Like in representation formats, where stand-off annotation provides for higher flexibility, it can be helpful to keep each layer as self-sustaining as possible. Nevertheless, a specific layer of annotation often implies the existence of other annotation layers. E.g., in the annotation scheme of [Riester et al. 2010] for information status, the hierarchical structure directly relies on a constituent-based syntactic layer.
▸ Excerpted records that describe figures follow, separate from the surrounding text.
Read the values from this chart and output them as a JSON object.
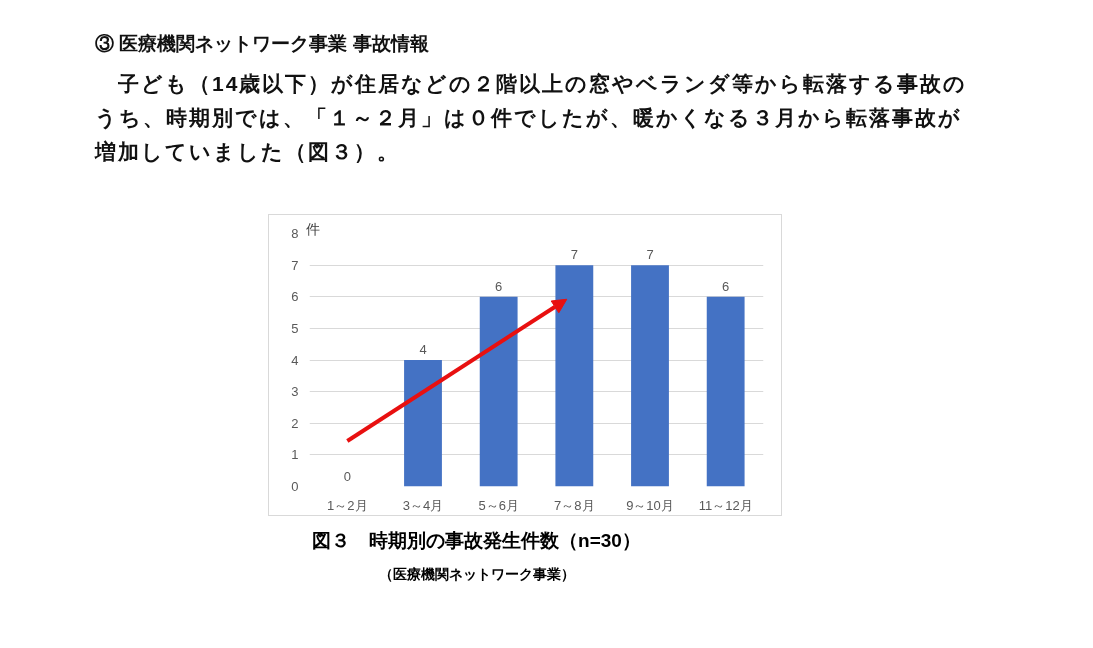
{
  "chart_data": {
    "type": "bar",
    "title": "図３　時期別の事故発生件数（n=30）",
    "subtitle": "（医療機関ネットワーク事業）",
    "ylabel": "件",
    "annotations": [
      "③ 医療機関ネットワーク事業 事故情報",
      "　子ども（14歳以下）が住居などの２階以上の窓やベランダ等から転落する事故のうち、時期別では、「１～２月」は０件でしたが、暖かくなる３月から転落事故が増加していました（図３）。"
    ],
    "categories": [
      "1～2月",
      "3～4月",
      "5～6月",
      "7～8月",
      "9～10月",
      "11～12月"
    ],
    "values": [
      0,
      4,
      6,
      7,
      7,
      6
    ],
    "color": "#4472c4",
    "ylim": [
      0,
      8
    ],
    "yticks": [
      0,
      1,
      2,
      3,
      4,
      5,
      6,
      7,
      8
    ],
    "grid": "y",
    "data_labels": true
  }
}
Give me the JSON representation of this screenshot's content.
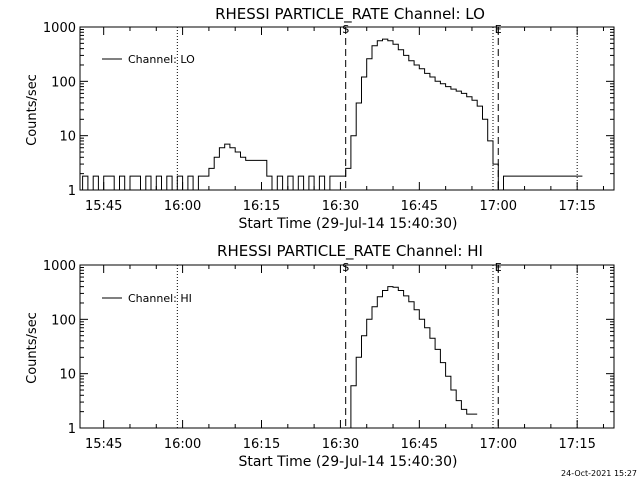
{
  "timestamp": "24-Oct-2021 15:27",
  "chart_data": [
    {
      "type": "line",
      "title": "RHESSI PARTICLE_RATE Channel: LO",
      "xlabel": "Start Time (29-Jul-14 15:40:30)",
      "ylabel": "Counts/sec",
      "yscale": "log",
      "ylim": [
        1,
        1000
      ],
      "xlim": [
        "15:40:30",
        "17:22:00"
      ],
      "x_ticks": [
        "15:45",
        "16:00",
        "16:15",
        "16:30",
        "16:45",
        "17:00",
        "17:15"
      ],
      "y_ticks": [
        "1",
        "10",
        "100",
        "1000"
      ],
      "legend": "Channel: LO",
      "legend_position": "top-left",
      "markers": [
        {
          "label": "S",
          "time": "16:31",
          "style": "dashed"
        },
        {
          "label": "E",
          "time": "17:00",
          "style": "dashed"
        }
      ],
      "dotted_lines": [
        "15:59",
        "16:59",
        "17:15"
      ],
      "series": [
        {
          "name": "Channel: LO",
          "x": [
            "15:40:30",
            "15:41",
            "15:42",
            "15:43",
            "15:44",
            "15:45",
            "15:46",
            "15:47",
            "15:48",
            "15:49",
            "15:50",
            "15:51",
            "15:52",
            "15:53",
            "15:54",
            "15:55",
            "15:56",
            "15:57",
            "15:58",
            "15:59",
            "16:00",
            "16:01",
            "16:02",
            "16:03",
            "16:04",
            "16:05",
            "16:06",
            "16:07",
            "16:08",
            "16:09",
            "16:10",
            "16:11",
            "16:12",
            "16:13",
            "16:14",
            "16:15",
            "16:16",
            "16:17",
            "16:18",
            "16:19",
            "16:20",
            "16:21",
            "16:22",
            "16:23",
            "16:24",
            "16:25",
            "16:26",
            "16:27",
            "16:28",
            "16:29",
            "16:30",
            "16:31",
            "16:32",
            "16:33",
            "16:34",
            "16:35",
            "16:36",
            "16:37",
            "16:38",
            "16:39",
            "16:40",
            "16:41",
            "16:42",
            "16:43",
            "16:44",
            "16:45",
            "16:46",
            "16:47",
            "16:48",
            "16:49",
            "16:50",
            "16:51",
            "16:52",
            "16:53",
            "16:54",
            "16:55",
            "16:56",
            "16:57",
            "16:58",
            "16:59",
            "17:00",
            "17:01",
            "17:02",
            "17:03",
            "17:04",
            "17:05",
            "17:06",
            "17:07",
            "17:08",
            "17:09",
            "17:10",
            "17:11",
            "17:12",
            "17:13",
            "17:14",
            "17:15"
          ],
          "y": [
            1,
            1.8,
            1,
            1.8,
            1,
            1.8,
            1.8,
            1,
            1.8,
            1,
            1.8,
            1.8,
            1,
            1.8,
            1,
            1.8,
            1,
            1.8,
            1,
            1.8,
            1,
            1.8,
            1,
            1.8,
            1.8,
            2.5,
            4,
            6,
            7,
            6,
            5,
            4,
            3.5,
            3.5,
            3.5,
            3.5,
            1.8,
            1,
            1.8,
            1,
            1.8,
            1,
            1.8,
            1,
            1.8,
            1,
            1.8,
            1,
            1.8,
            1.8,
            1.8,
            2.5,
            10,
            40,
            120,
            260,
            450,
            560,
            600,
            560,
            480,
            380,
            300,
            240,
            200,
            170,
            140,
            120,
            100,
            90,
            80,
            72,
            66,
            60,
            52,
            45,
            35,
            20,
            8,
            3,
            1,
            1.8,
            1.8,
            1.8,
            1.8,
            1.8,
            1.8,
            1.8,
            1.8,
            1.8,
            1.8,
            1.8,
            1.8,
            1.8,
            1.8,
            1.8
          ]
        }
      ]
    },
    {
      "type": "line",
      "title": "RHESSI PARTICLE_RATE Channel: HI",
      "xlabel": "Start Time (29-Jul-14 15:40:30)",
      "ylabel": "Counts/sec",
      "yscale": "log",
      "ylim": [
        1,
        1000
      ],
      "xlim": [
        "15:40:30",
        "17:22:00"
      ],
      "x_ticks": [
        "15:45",
        "16:00",
        "16:15",
        "16:30",
        "16:45",
        "17:00",
        "17:15"
      ],
      "y_ticks": [
        "1",
        "10",
        "100",
        "1000"
      ],
      "legend": "Channel: HI",
      "legend_position": "top-left",
      "markers": [
        {
          "label": "S",
          "time": "16:31",
          "style": "dashed"
        },
        {
          "label": "E",
          "time": "17:00",
          "style": "dashed"
        }
      ],
      "dotted_lines": [
        "15:59",
        "16:59",
        "17:15"
      ],
      "series": [
        {
          "name": "Channel: HI",
          "x": [
            "16:31",
            "16:32",
            "16:33",
            "16:34",
            "16:35",
            "16:36",
            "16:37",
            "16:38",
            "16:39",
            "16:40",
            "16:41",
            "16:42",
            "16:43",
            "16:44",
            "16:45",
            "16:46",
            "16:47",
            "16:48",
            "16:49",
            "16:50",
            "16:51",
            "16:52",
            "16:53",
            "16:54",
            "16:55"
          ],
          "y": [
            1,
            6,
            20,
            50,
            100,
            170,
            260,
            340,
            400,
            390,
            340,
            270,
            210,
            150,
            100,
            70,
            45,
            28,
            16,
            9,
            5,
            3.2,
            2.2,
            1.8,
            1.8
          ]
        }
      ]
    }
  ]
}
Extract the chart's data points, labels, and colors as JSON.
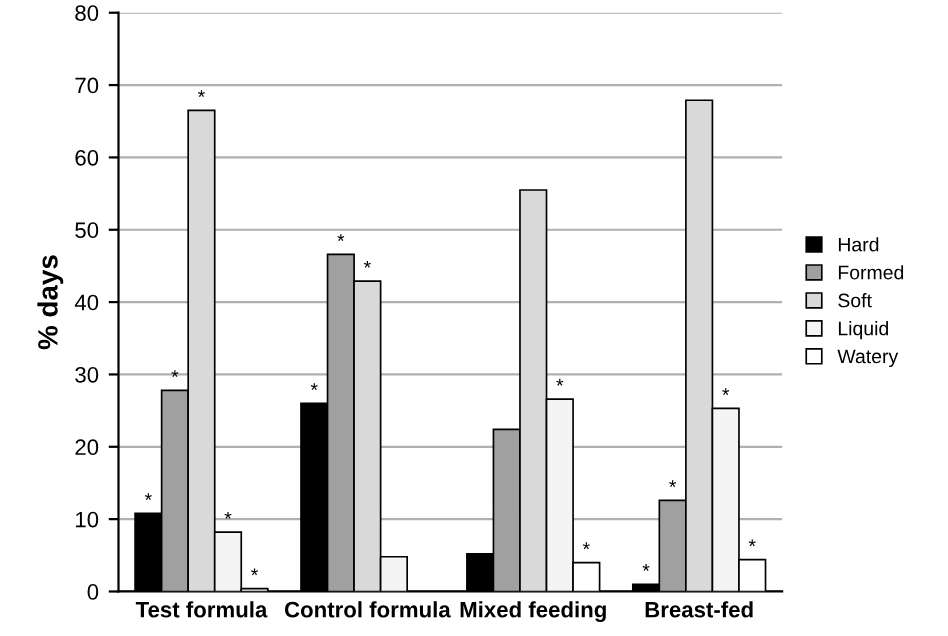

In automatic processing, dependencies also arise due to the tools which are utilized, see also Chapter 7, Linguistic tools.

As resources are to be used for more than one purpose it is always helpful to make the relations and dependencies explicit. In multi-layer stand-off annotation this should be done by including dependencies or versioning information into the metadata for each annotation layer. On top of that, before relying on another annotation layer for a new annotation one should check if the underlying annotation covers all of the resources needed as there are annotations which do not take every part of a resource into account, e.g. because they do not cover punctuation, or because some parts have not (yet) been annotated.